Przykuł mnie do kompa artykuł w Wyborczej o segregacji w szkołach. Ech, dziennikarze! Mam do nich słabość, zwłaszcza do tych płci męskiej, ten artykuł poza kilkoma “kwiatkami” też ujdzie, ale co my tu mamy?

Paweł – dziecko z dobrego, zamożnego domu, przedszkole z angielskim (forsa), elitarna klasa w podstawówce i gimnazjum (płatne zajęcia), “dobre” Liceum, kursy przygotowawcze (płatne) bezpłatne studia na renomowanej uczelni, znajomości przy uzyskaniu dobrej pracy...jednym słowem pasmo sukcesów, na które skladają się pochodzenie społeczne i pieniądze... Jakoś tu cicho na temat wpojonych wartości, czy tego co w genach, choćby pamięci, inteligencji...

I Gaweł – rodzina robotnicza skażona bezrobociem, w szkole dostępne tylko to, co za darmo, byle jakie liceum, marne płatne studia i marny dyplom, bezrobocie. Jednym słowem porażka życiowa, zawiniona przez status społeczny, materialny.... znowu ani słowa o tym co od Bozi.

Segregacja w szkole? Pewnie, że się zaczyna. Skandal – mówi dr Murawska. Ja powiem po swojemu: Niesprawiedliwe, obrzydliwe, wstrętne. Precz z segregacją materialną! Tylko jak to się dzieje, jakie są przyczyny, że Paweł uczy się wiersza w 15 minut, a Gawłowi zajmuje to cały wieczór, a i tak się myli? Paweł przez 15 minut rysuje jedno jabłko, a Gaweł bazgrze połowę, a o reszcie zapomina. Paweł interpretuje wynik obserwowanego doświadczenia, a Gaweł nie zauważa zachodzącej zmiany. Paweł skacze z radości, że rozwiązał zadanie, a Gaweł niewiele rozumie, więc ściąga bezmyślnie i niedbale...

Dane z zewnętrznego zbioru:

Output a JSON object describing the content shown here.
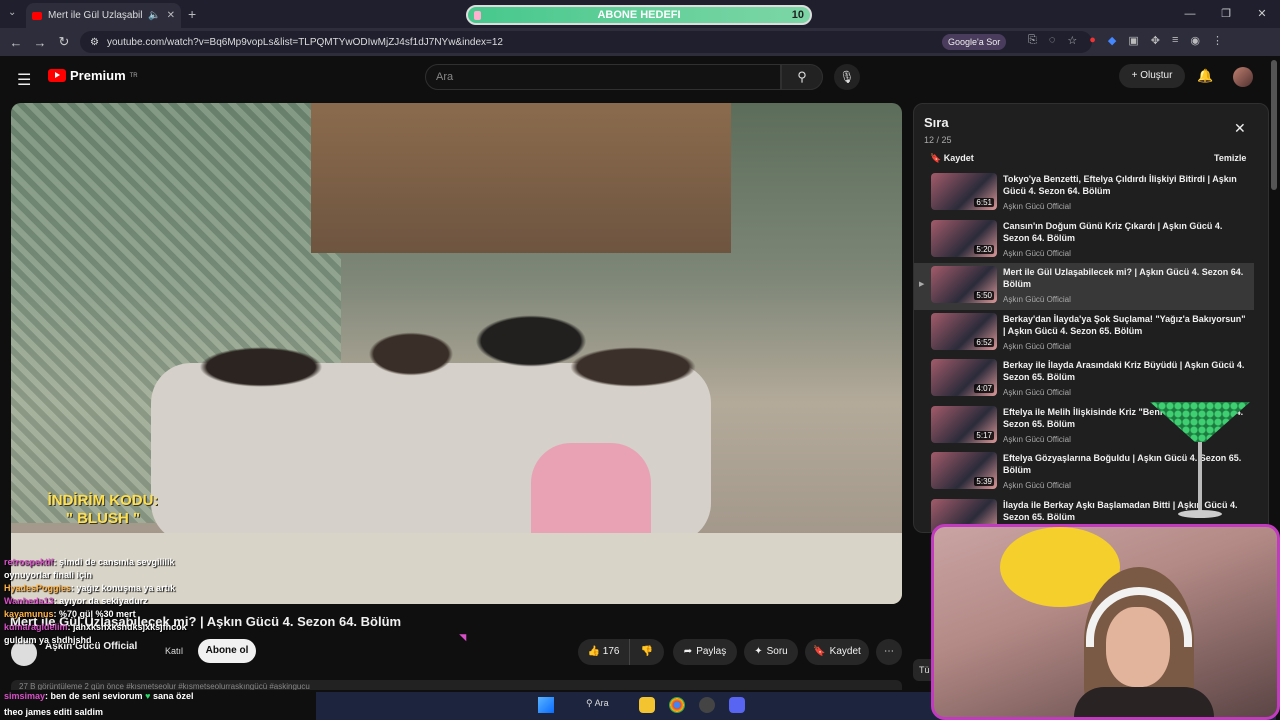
{
  "browser": {
    "tab_title": "Mert ile Gül Uzlaşabilecek m",
    "url": "youtube.com/watch?v=Bq6Mp9vopLs&list=TLPQMTYwODIwMjZJ4sf1dJ7NYw&index=12",
    "google_sor_label": "Google'a Sor"
  },
  "stream_overlay": {
    "goal_label": "ABONE HEDEFI",
    "goal_count": "10",
    "promo_line1": "İNDİRİM KODU:",
    "promo_line2": "\" BLUSH \""
  },
  "youtube": {
    "logo_text": "Premium",
    "logo_sup": "TR",
    "search_placeholder": "Ara",
    "create_label": "Oluştur",
    "video_title": "Mert ile Gül Uzlaşabilecek mi? | Aşkın Gücü 4. Sezon 64. Bölüm",
    "channel_name": "Aşkın Gücü Official",
    "join_label": "Katıl",
    "subscribe_label": "Abone ol",
    "like_count": "176",
    "share_label": "Paylaş",
    "ask_label": "Soru",
    "save_label": "Kaydet",
    "description_peek": "27 B görüntüleme  2 gün önce  #kısmetseolur #kısmetseolurraskıngücü #askingucu",
    "tu_label": "Tü"
  },
  "queue": {
    "title": "Sıra",
    "count": "12 / 25",
    "save_label": "Kaydet",
    "clear_label": "Temizle",
    "items": [
      {
        "title": "Tokyo'ya Benzetti, Eftelya Çıldırdı İlişkiyi Bitirdi | Aşkın Gücü 4. Sezon 64. Bölüm",
        "channel": "Aşkın Gücü Official",
        "duration": "6:51"
      },
      {
        "title": "Cansın'ın Doğum Günü Kriz Çıkardı | Aşkın Gücü 4. Sezon 64. Bölüm",
        "channel": "Aşkın Gücü Official",
        "duration": "5:20"
      },
      {
        "title": "Mert ile Gül Uzlaşabilecek mi? | Aşkın Gücü 4. Sezon 64. Bölüm",
        "channel": "Aşkın Gücü Official",
        "duration": "5:50"
      },
      {
        "title": "Berkay'dan İlayda'ya Şok Suçlama! \"Yağız'a Bakıyorsun\" | Aşkın Gücü 4. Sezon 65. Bölüm",
        "channel": "Aşkın Gücü Official",
        "duration": "6:52"
      },
      {
        "title": "Berkay ile İlayda Arasındaki Kriz Büyüdü | Aşkın Gücü 4. Sezon 65. Bölüm",
        "channel": "Aşkın Gücü Official",
        "duration": "4:07"
      },
      {
        "title": "Eftelya ile Melih İlişkisinde Kriz \"Beni Al... Aşkın Gücü 4. Sezon 65. Bölüm",
        "channel": "Aşkın Gücü Official",
        "duration": "5:17"
      },
      {
        "title": "Eftelya Gözyaşlarına Boğuldu | Aşkın Gücü 4. Sezon 65. Bölüm",
        "channel": "Aşkın Gücü Official",
        "duration": "5:39"
      },
      {
        "title": "İlayda ile Berkay Aşkı Başlamadan Bitti | Aşkın Gücü 4. Sezon 65. Bölüm",
        "channel": "Aşkın Gücü Official",
        "duration": ""
      }
    ]
  },
  "chat": {
    "overlay": [
      {
        "user": "retrospektif",
        "text": ": şimdi de cansınla sevgililik"
      },
      {
        "user": "",
        "text": "oynuyorlar finali için"
      },
      {
        "user": "HyadesPoggies",
        "text": ": yağız konuşma ya artık"
      },
      {
        "user": "Wanheda13",
        "text": ": ayıyor da sekiyadurz"
      },
      {
        "user": "kayamunus",
        "text": ": %70 gül %30 mert"
      },
      {
        "user": "kumaragidelim",
        "text": ": jahxkshxkshdksjxksjfhcok"
      },
      {
        "user": "",
        "text": "guldum ya shdhjshd"
      }
    ],
    "bottom": [
      {
        "user": "simsimay",
        "text": ": ben de seni seviorum",
        "tail": "sana özel"
      },
      {
        "user": "",
        "text": "theo james editi saldim",
        "tail": ""
      }
    ]
  },
  "taskbar": {
    "search_label": "Ara"
  }
}
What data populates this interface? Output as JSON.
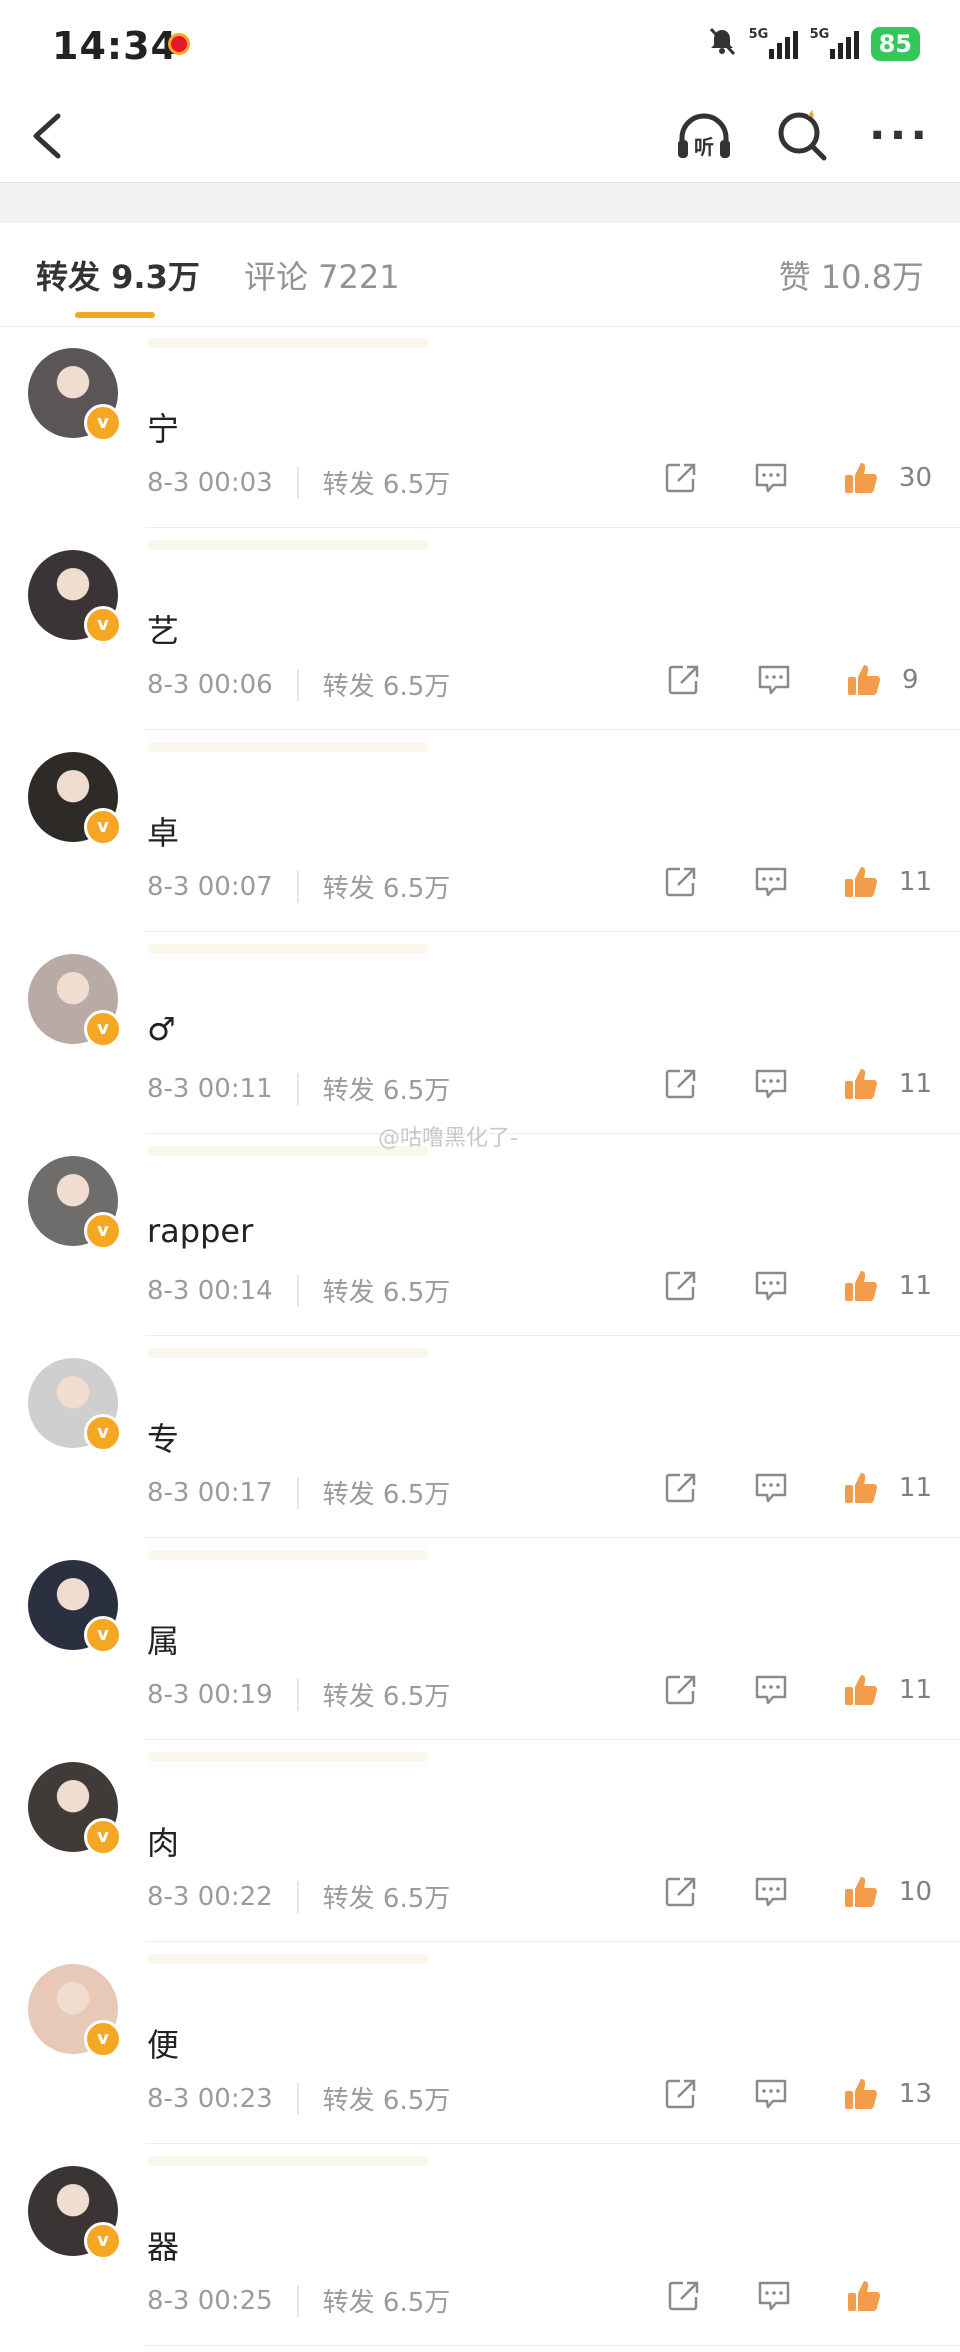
{
  "status": {
    "time": "14:34",
    "network1": "5G",
    "network2": "5G",
    "battery": "85"
  },
  "nav": {
    "listen_label": "听"
  },
  "tabs": [
    {
      "label": "转发 9.3万",
      "active": true
    },
    {
      "label": "评论 7221",
      "active": false
    },
    {
      "label": "赞 10.8万",
      "active": false
    }
  ],
  "watermark": "@咕噜黑化了-",
  "items": [
    {
      "content": "宁",
      "time": "8-3 00:03",
      "repost": "转发 6.5万",
      "likes": "30",
      "avatar_color": "#5b5558"
    },
    {
      "content": "艺",
      "time": "8-3 00:06",
      "repost": "转发 6.5万",
      "likes": "9",
      "avatar_color": "#3b3436"
    },
    {
      "content": "卓",
      "time": "8-3 00:07",
      "repost": "转发 6.5万",
      "likes": "11",
      "avatar_color": "#2e2a28"
    },
    {
      "content": "♂",
      "time": "8-3 00:11",
      "repost": "转发 6.5万",
      "likes": "11",
      "avatar_color": "#b8aaa4"
    },
    {
      "content": "rapper",
      "time": "8-3 00:14",
      "repost": "转发 6.5万",
      "likes": "11",
      "avatar_color": "#6f6c6c"
    },
    {
      "content": "专",
      "time": "8-3 00:17",
      "repost": "转发 6.5万",
      "likes": "11",
      "avatar_color": "#cfcfcf"
    },
    {
      "content": "属",
      "time": "8-3 00:19",
      "repost": "转发 6.5万",
      "likes": "11",
      "avatar_color": "#2b3040"
    },
    {
      "content": "肉",
      "time": "8-3 00:22",
      "repost": "转发 6.5万",
      "likes": "10",
      "avatar_color": "#403a38"
    },
    {
      "content": "便",
      "time": "8-3 00:23",
      "repost": "转发 6.5万",
      "likes": "13",
      "avatar_color": "#e8c9b8"
    },
    {
      "content": "器",
      "time": "8-3 00:25",
      "repost": "转发 6.5万",
      "likes": "",
      "avatar_color": "#3a3434"
    }
  ]
}
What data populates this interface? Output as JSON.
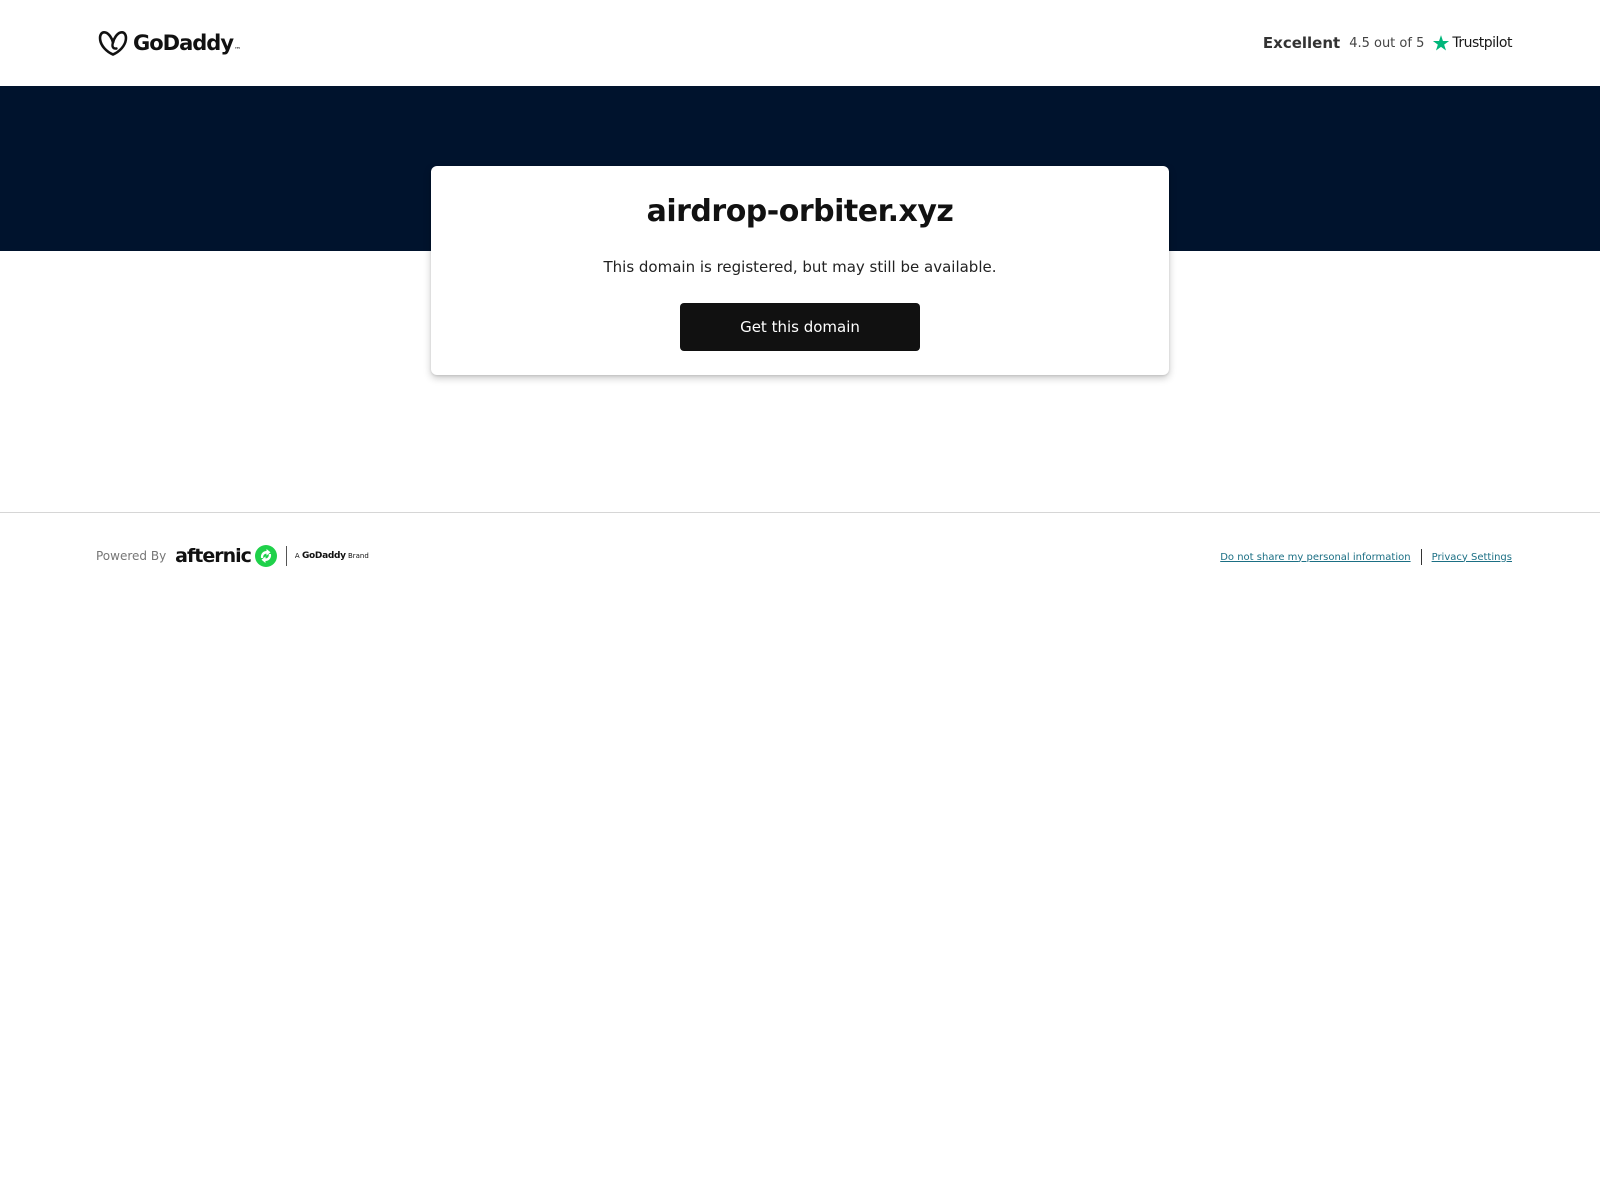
{
  "header": {
    "logo_text": "GoDaddy",
    "logo_tm": "™",
    "logo_icon": "godaddy-heart-icon",
    "rating": {
      "word": "Excellent",
      "score": "4.5 out of 5",
      "star_icon": "trustpilot-star-icon",
      "provider": "Trustpilot",
      "star_color": "#00b67a"
    }
  },
  "colors": {
    "hero_bg": "#00132d",
    "button_bg": "#111111",
    "link": "#1b6f84",
    "afternic_green": "#1fd14a"
  },
  "card": {
    "domain": "airdrop-orbiter.xyz",
    "subtitle": "This domain is registered, but may still be available.",
    "cta_label": "Get this domain"
  },
  "footer": {
    "powered_by": "Powered By",
    "brand_name": "afternic",
    "brand_icon": "afternic-arrows-icon",
    "brand_tag_prefix": "A",
    "brand_tag_name": "GoDaddy",
    "brand_tag_suffix": "Brand",
    "links": {
      "do_not_share": "Do not share my personal information",
      "privacy": "Privacy Settings"
    }
  }
}
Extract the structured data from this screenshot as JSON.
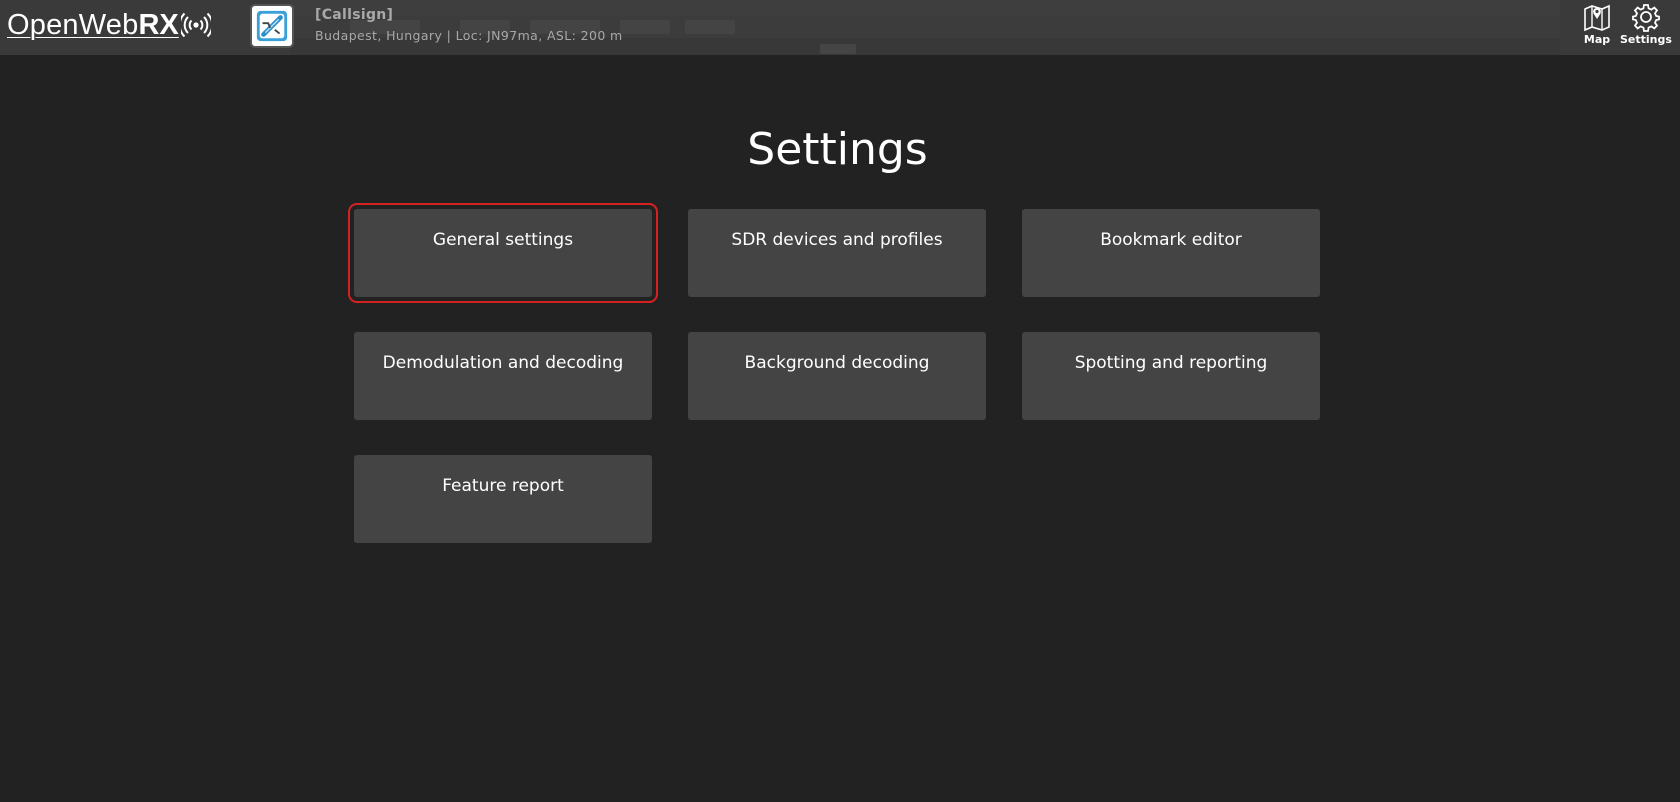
{
  "header": {
    "brand": {
      "open": "Open",
      "web": "Web",
      "rx": "RX"
    },
    "receiver": {
      "callsign": "[Callsign]",
      "location": "Budapest, Hungary | Loc: JN97ma, ASL: 200 m"
    },
    "nav": {
      "map_label": "Map",
      "settings_label": "Settings"
    }
  },
  "main": {
    "title": "Settings",
    "tiles": [
      {
        "label": "General settings",
        "selected": true
      },
      {
        "label": "SDR devices and profiles"
      },
      {
        "label": "Bookmark editor"
      },
      {
        "label": "Demodulation and decoding"
      },
      {
        "label": "Background decoding"
      },
      {
        "label": "Spotting and reporting"
      },
      {
        "label": "Feature report"
      }
    ]
  },
  "colors": {
    "background": "#222222",
    "header": "#3a3a3a",
    "tile": "#444444",
    "selection_outline": "#d42222",
    "receiver_text": "#a9a9a9"
  },
  "icons": {
    "brand": "radio-waves-icon",
    "receiver": "receiver-avatar-icon",
    "map": "map-icon",
    "settings": "gear-icon"
  }
}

A ja bym tu dodała jeszcze jednego ucznia, nazwijmy go GaPa: chłopak o statusie rodzinnym i majątkowym Pawła i predyspozycjach psychosomatycznych Gawła. dziecko, w które inwestuje się pieniądze, pomoc i opiekę i oczekuje efektów, osiągnięć, a tych brak. Tragiczna postać... jakże częsta.

A wysoki wynik testu gimnazjalnego siedmioosobowej warszawskiej klasy, to z pewnością wynik selekcji przy naborze (chyba nie tylko materialnej), ale kto wie, czy nie “pracy pod testy” - łatwej w małej grupie - toż to stary, wypróbowany numer (patrz kursy przygotowawcze na medycynę, konkursy przedmiotowe, itp. Jako fabrykantka dość pokaźnej grupy olimpijczyków coś wiem na ten temat)

Co tam jeszcze wymyślił autor? “...rodzice mają wyższe wykształcenie czyli pieniądze”.he he bardzo interesujące...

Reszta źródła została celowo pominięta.